Storing Analytics Data on AWS
Recently The Wharton Customer Analytics Initiative began looking into ways to store research projects online. I did some research for them to determine the options for using AWS versus in-house solutions. In the end we decided to use EBS backed instances on AWS because of the reasonable price and flexibility that it offers. Here’s a little information on how we arrived at our decision.
WCAI (The Wharton Customer Analytics Initiative) is “The world’s preeminent academic research center focusing on the development and application of customer analytics methods.” Every few months WCAI receives a dataset from a corporate partner (ranging from ticket sales on StubHub to email marking data from Charming Shoppes). After receiving the data, WCAI does some queries and a basic analysis of the data before sending the data to top researchers across the country. Throughout the research process WCAI supports the researchers by providing access to the data as well as performing any additional queries they may need.
Currently there is no standardized way to store the data for the life of the project. The raw files are submitted and stored on box.com, but for analysis they must be loaded into a database. Some projects are loaded into a MySQL or Postgres database on Wimi-Cruncher (the in-house server), others are stored locally on researchers’ computers in a database program like Microsoft Access. Our goal is to create a uniform long-term storage solution for new projects.
The wimi-crucher server is outdated, so in the process of looking at ways to replaces the server I was asked to estimate the cost of running future projects on Amazon Web Services. Here’s a quick table of the per project estimated costs on Amazon.
|Service||Use||Price per Unit||Unit Usage||Estimated Monthly Cost|
|S3||Storing raw files||$0.125 per GB month||40 GB||$5|
|EC2 Machine (High-Memory Double Extra Large Instances)||Perform SQL queries||$0.9 per Hour||20 Hours per week||$72|
|EC2 Storage||Storing computer hard drive||$0.10 per GB Month||40 GB||$4|
|Data out||Downloading Data||$0.125 per GB||100 GB||$12.50|
AWS also offers great additional features such as image backup, the ability to change instance sizes as needed, and Glacier, a cheap long-term data storage solution.

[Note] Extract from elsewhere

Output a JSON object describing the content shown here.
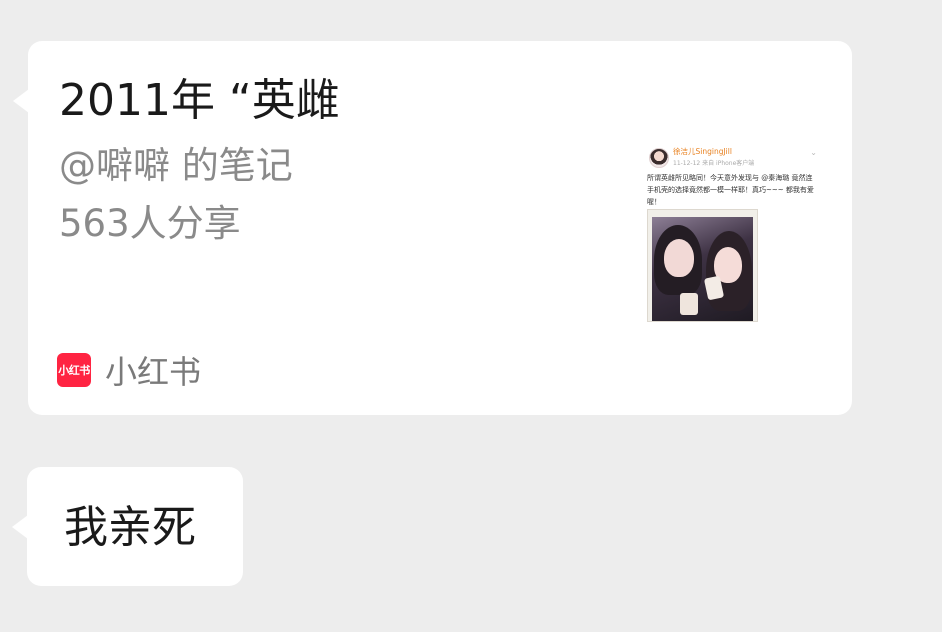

Notice that we can also only pay for the server hours we need. Since server usage is charged by the hour, we only have to pay for the hours we have an instance up to perform queries.
Compared to the cost of purchasing a server or buying a virtual machine though Penn, this was by far the cheapest and most flexible choice, so we made the decision to set it up for the next project.
While AWS has done a fantastic job at providing many simple and intuitive ways to control instances, we want to be able to provide a straightforward method for a researcher to spin up a project instance and perform queries without having to understand too much of the underlying infrastructure. I have been assigned the task of creating an app to perform this functionality, and will describe the implementation choices I made in future posts.